Diese offensichtlichen, direkten Folgewirkungen des geplanten Vorhabens würden somit einen „Rattenschwanz“ weiterer Planungen nach sich ziehen, die wiederum zu ganz massiven Eingriffen führen. Zumindest hätte dies aber bei den bisherigen Planungen entsprechend berücksichtigt werden müssen. Dass dies nicht erfolgte, stellt nach Ansicht des BN ein schweres Defizit dar. Mit der prognostizierten Verkehrsreduzierung an einigen Straßen sind die Planungen, angesichts der früher oder später zu befürchtenden Folgeprojekte, jedenfalls nicht zu rechtfertigen.

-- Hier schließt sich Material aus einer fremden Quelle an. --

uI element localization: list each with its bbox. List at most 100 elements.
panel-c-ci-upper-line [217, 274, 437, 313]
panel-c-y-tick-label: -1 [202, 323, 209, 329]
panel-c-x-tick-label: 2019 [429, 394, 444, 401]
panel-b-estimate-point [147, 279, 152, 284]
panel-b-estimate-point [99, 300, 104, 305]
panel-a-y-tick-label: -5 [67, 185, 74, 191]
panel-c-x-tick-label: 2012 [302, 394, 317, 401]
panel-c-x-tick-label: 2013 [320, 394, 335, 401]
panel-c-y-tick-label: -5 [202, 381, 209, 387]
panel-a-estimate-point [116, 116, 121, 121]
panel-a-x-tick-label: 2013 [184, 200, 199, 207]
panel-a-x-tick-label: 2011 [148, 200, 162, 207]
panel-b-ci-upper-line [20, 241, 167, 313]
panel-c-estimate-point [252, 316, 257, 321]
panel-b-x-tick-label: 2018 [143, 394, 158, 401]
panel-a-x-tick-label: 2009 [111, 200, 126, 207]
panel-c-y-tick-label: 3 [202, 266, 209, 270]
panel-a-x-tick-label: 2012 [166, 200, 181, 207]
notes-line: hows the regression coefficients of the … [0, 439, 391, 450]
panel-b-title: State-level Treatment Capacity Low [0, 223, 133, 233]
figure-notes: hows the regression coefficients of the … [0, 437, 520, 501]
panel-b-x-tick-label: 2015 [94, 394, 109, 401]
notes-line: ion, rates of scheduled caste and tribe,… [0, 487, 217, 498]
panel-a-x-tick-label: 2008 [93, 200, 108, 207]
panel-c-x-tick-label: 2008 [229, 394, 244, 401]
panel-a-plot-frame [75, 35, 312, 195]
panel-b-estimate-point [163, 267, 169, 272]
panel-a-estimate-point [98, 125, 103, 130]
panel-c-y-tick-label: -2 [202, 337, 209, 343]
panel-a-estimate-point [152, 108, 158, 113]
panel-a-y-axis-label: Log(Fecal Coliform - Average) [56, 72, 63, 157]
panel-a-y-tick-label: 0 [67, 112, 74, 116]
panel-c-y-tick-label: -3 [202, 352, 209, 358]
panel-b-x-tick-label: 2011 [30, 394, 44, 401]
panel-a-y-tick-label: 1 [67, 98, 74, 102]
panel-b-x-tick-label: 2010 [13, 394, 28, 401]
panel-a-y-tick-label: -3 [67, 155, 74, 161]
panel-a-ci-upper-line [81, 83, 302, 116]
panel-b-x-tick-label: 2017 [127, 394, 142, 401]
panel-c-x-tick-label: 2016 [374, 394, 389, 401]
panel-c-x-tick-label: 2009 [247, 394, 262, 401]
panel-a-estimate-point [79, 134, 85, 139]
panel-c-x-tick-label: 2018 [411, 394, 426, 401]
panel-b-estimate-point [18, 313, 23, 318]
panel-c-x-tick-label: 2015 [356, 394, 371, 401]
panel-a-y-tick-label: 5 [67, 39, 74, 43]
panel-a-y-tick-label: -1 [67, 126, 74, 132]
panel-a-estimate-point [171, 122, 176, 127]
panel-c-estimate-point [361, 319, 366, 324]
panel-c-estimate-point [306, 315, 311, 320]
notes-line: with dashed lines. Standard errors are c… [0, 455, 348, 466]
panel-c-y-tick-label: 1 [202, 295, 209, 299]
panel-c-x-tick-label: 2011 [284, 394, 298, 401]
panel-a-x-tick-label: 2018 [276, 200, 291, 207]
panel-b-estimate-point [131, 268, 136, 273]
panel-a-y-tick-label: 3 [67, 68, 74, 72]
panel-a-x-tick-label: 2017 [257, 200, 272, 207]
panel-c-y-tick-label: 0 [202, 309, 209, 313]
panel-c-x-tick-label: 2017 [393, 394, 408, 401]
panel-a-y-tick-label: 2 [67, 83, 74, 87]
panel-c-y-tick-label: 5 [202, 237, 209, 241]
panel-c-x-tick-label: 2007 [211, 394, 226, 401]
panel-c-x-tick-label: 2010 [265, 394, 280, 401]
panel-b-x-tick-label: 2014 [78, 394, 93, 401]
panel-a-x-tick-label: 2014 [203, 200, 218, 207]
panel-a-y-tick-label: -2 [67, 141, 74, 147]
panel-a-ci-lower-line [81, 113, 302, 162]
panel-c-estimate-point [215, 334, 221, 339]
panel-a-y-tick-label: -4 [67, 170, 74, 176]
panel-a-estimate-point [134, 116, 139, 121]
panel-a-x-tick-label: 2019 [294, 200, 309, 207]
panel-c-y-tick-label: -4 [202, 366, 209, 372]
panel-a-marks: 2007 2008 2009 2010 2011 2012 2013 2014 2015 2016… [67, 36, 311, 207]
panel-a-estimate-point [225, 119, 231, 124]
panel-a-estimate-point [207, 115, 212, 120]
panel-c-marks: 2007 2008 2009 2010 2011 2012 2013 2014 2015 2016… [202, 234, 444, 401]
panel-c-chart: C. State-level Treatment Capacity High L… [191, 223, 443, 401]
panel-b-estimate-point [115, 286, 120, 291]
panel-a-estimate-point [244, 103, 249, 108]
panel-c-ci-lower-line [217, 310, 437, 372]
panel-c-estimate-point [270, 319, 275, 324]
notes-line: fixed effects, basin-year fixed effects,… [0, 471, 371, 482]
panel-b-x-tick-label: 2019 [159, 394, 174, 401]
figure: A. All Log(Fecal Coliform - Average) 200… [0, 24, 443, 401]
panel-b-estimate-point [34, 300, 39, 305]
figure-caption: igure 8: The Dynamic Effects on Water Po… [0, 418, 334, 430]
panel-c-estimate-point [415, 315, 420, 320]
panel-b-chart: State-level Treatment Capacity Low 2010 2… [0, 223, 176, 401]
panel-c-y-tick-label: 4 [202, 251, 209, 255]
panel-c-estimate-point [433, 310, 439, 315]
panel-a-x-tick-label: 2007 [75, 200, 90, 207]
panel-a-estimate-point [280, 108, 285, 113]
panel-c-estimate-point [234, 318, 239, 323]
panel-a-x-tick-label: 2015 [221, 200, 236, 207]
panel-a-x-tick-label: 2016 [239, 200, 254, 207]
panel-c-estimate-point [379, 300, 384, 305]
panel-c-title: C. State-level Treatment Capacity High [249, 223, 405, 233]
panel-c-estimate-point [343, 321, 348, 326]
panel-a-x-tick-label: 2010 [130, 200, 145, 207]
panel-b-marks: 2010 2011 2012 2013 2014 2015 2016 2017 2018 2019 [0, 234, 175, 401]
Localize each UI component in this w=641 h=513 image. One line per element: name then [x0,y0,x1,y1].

Natur- und umweltverträglichere Alternativen

Auf Grund der derzeit verfügbaren Informationen lehnt der BN die vorliegenden Planungen entschieden ab. „Da ein reiner Werksanschluss anscheinend nicht genehmigungsfähig ist, ist aus der Sicht des BN als einzige Alternative höchstens der Ausbau der Anschlussstelle Dingolfing West, mit einer Abzweigung entlang der Autobahn nach Westen bis zum Logistikzentrum vorstellbar“ so Josef Viehbeck. Diese Variante würde keine weiteren Umgehungen erfordern, bei gleichzeitig sehr geringem Flächenverbrauch, keinerlei neuen Durchschneidungen und deutlich geringeren Kosten. Die Kreis- und Ortsgruppe des BN fordern daher den Landkreis und die Stadt Dingolfing dazu auf, eine entsprechende Initiative zu starten um eine ernsthafte Prüfung dieser Alternative zu ermöglichen. „Das wäre, wenn unbedingt eine Maßnahme erforderlich sein sollte, die einzig sinnvolle, angemessene  und ausreichende Lösung“, bekräftigte auch Josef Rehmeier.

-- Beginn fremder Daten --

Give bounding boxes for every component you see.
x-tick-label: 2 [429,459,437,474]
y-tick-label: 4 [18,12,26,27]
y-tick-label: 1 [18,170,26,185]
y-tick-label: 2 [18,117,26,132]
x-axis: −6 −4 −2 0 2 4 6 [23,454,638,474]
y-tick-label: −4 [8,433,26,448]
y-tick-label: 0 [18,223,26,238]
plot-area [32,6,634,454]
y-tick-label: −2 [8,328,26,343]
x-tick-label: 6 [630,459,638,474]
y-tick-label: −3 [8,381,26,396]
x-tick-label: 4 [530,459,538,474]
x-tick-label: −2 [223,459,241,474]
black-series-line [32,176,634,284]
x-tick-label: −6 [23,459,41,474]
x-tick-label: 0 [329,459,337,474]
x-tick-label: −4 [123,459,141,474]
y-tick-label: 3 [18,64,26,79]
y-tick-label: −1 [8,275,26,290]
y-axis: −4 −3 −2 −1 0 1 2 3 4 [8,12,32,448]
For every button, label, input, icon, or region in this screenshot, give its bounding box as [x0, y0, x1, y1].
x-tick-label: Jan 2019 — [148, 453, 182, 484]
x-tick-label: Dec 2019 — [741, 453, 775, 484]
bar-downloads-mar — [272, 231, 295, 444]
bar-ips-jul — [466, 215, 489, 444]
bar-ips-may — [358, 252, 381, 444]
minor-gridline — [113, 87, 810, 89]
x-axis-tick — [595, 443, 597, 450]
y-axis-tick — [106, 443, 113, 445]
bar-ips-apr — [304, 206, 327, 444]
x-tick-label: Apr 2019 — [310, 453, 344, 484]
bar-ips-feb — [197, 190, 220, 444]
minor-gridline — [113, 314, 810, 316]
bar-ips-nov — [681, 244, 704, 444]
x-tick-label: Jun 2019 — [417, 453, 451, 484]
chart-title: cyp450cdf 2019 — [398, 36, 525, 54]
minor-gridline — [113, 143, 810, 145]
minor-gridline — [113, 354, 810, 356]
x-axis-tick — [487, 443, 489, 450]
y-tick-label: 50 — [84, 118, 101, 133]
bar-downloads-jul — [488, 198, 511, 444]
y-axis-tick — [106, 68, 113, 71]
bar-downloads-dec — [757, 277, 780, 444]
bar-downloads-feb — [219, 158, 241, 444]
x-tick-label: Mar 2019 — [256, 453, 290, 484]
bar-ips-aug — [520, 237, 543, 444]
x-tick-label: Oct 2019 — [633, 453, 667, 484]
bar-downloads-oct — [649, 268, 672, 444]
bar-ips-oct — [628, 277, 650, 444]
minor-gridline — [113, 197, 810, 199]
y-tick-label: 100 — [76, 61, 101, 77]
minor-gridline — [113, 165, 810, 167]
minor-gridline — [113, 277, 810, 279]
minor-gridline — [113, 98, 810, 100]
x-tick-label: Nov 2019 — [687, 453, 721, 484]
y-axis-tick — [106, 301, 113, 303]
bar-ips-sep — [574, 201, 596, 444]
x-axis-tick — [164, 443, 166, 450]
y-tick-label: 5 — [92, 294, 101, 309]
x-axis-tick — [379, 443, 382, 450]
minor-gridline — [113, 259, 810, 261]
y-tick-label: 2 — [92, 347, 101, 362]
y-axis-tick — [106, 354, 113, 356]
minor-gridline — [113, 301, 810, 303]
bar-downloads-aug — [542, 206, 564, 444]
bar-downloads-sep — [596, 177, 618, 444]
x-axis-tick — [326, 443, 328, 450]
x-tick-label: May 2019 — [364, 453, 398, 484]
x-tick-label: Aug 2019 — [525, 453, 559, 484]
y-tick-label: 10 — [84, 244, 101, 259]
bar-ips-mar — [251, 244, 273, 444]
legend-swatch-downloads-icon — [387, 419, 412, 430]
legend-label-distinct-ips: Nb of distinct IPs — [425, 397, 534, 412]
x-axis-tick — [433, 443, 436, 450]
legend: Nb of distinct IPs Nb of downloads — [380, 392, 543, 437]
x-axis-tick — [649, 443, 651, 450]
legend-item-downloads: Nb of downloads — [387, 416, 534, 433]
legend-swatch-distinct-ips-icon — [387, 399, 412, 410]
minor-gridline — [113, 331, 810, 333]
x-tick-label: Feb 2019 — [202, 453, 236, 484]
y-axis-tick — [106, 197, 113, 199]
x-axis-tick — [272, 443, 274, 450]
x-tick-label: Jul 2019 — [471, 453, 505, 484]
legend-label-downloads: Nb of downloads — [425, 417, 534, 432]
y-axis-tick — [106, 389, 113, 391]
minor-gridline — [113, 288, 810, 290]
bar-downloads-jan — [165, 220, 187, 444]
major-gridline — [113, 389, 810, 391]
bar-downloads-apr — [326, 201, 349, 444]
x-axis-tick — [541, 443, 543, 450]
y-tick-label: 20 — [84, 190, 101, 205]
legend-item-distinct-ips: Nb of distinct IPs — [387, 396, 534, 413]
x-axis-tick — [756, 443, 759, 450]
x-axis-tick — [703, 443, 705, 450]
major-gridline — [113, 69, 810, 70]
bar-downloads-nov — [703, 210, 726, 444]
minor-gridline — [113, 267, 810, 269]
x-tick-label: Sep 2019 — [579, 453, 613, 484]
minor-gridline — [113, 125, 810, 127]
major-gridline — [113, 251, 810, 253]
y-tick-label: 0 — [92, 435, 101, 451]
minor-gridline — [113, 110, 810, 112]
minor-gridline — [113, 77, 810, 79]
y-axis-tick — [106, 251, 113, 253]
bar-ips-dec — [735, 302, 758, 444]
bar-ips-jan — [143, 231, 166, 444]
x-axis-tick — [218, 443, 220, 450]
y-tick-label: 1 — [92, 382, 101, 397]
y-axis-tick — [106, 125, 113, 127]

Zerstörung wertvollster Lebensräume

Durch die im Bereich des Grüngürtels entlang der Isar geplanten neuen Straßen würde ein wichtiges Naherholungsgebiet von Dingolfing zerschnitten und dadurch für die Bevölkerung völlig entwertet. Der Straßenbau auf potentiellen Auenstandorten im „Grünkorridor Isar“ ist darüber hinaus mit übergeordneten naturschutzfachlichen Zielen nicht zu vereinbaren und die hier vorhandenen Lebensräume zahlreicher bedrohter Arten würden massiv beeinträchtigt oder sogar zerstört. Besonders gravierend für die Tierwelt wären neben der Zerschneidung der Lebensräume und der Barrierewirkung, auch die verkehrsbedingten Verluste, Schadstoffeinträge oder die Verlärmung. Diese Effekte sind beim Straßenbau grundsätzlich nicht vermeidbar und nicht ausgleichbar.

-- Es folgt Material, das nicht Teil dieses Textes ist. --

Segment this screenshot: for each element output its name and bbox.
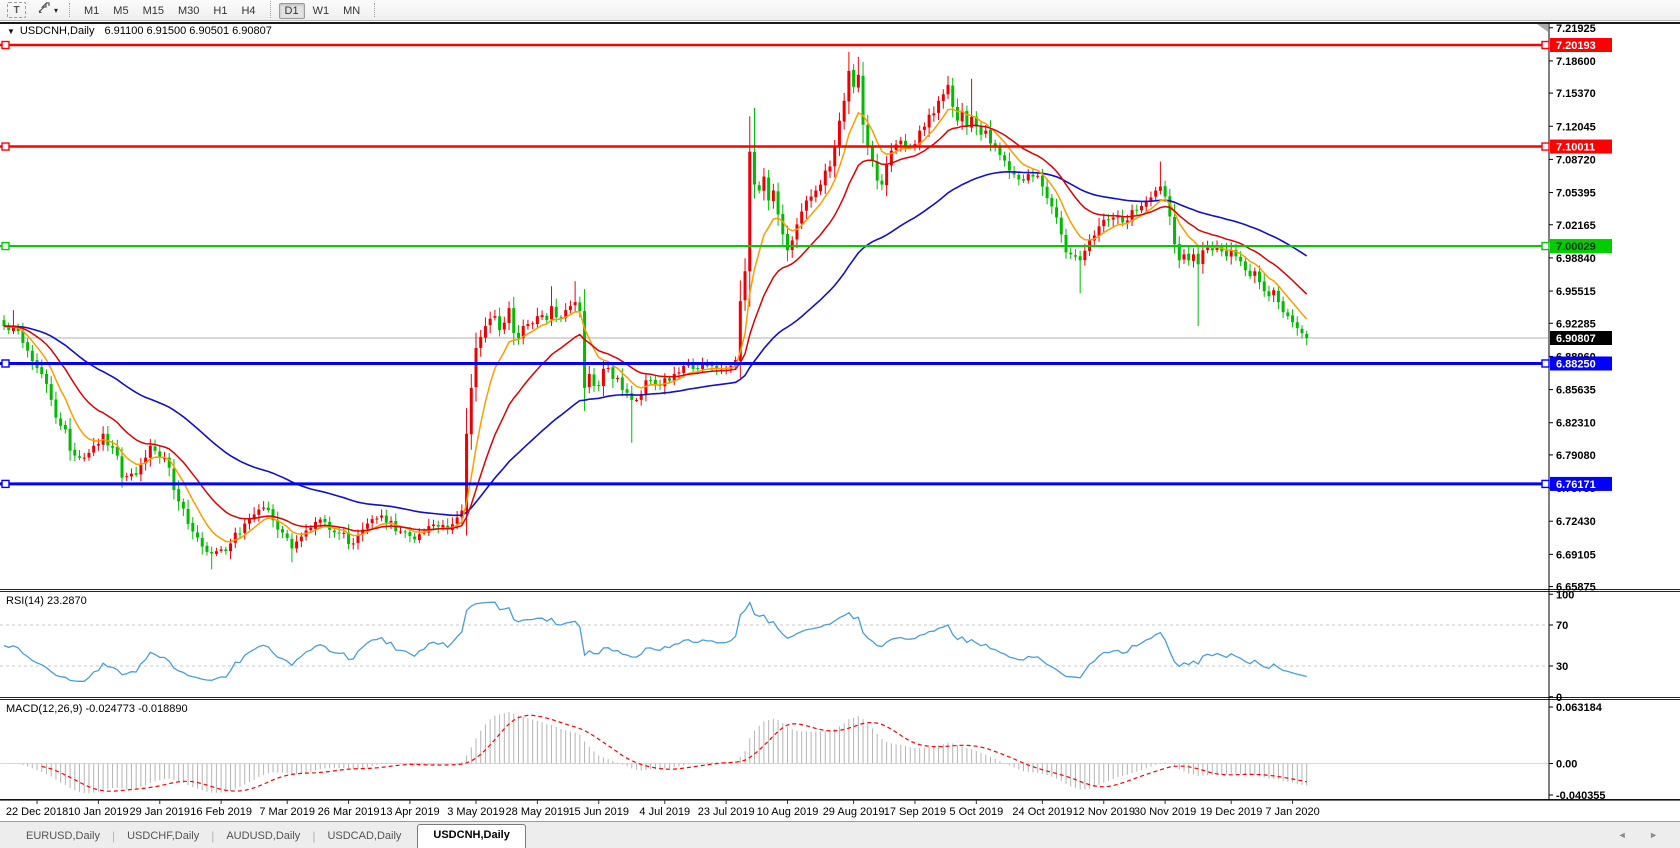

Um die hohe Wertigkeit des von der Planung betroffenen Gebietes zu belegen, hat die BN Kreisgruppe in diesem Jahr die Erhebung einiger relevanter Tierartengruppen bei einem fachlich qualifizierten Gutachterbüro in Auftrag gegeben. Die Untersuchungen umfassten insbesondere Käfer, Fließgewässerlibellen und Amphibien und die Ergebnisse liegen seit September vor. Insgesamt wurden 17 Arten der Roten Liste Bayern nachgewiesen, sowie 11 Arten, die europarechtlich (FFH-Richtlinie) geschützt sind. Darunter auch der dringende Verdacht auf das Vorkommen des Eremiten, einer gemäß FFH-Richtlinie prioritär geschützten, holzbewohnenden Käferart. Die Einschätzung der Kreisgruppe hinsichtlich der hohen Bedeutung des Raumes südlich von Schönbühl und Kronwieden für den Artenschutz, wurde durch die Studie voll bestätigt, obwohl es sich nur um eine qualitative Untersuchung in einem relativ kurzen Zeitraum handelte. Für die Kreisgruppe ist daher klar, dass die hier geplanten Straßen den Vorgaben des Artenschutzrechts vermutlich nicht standhalten werden.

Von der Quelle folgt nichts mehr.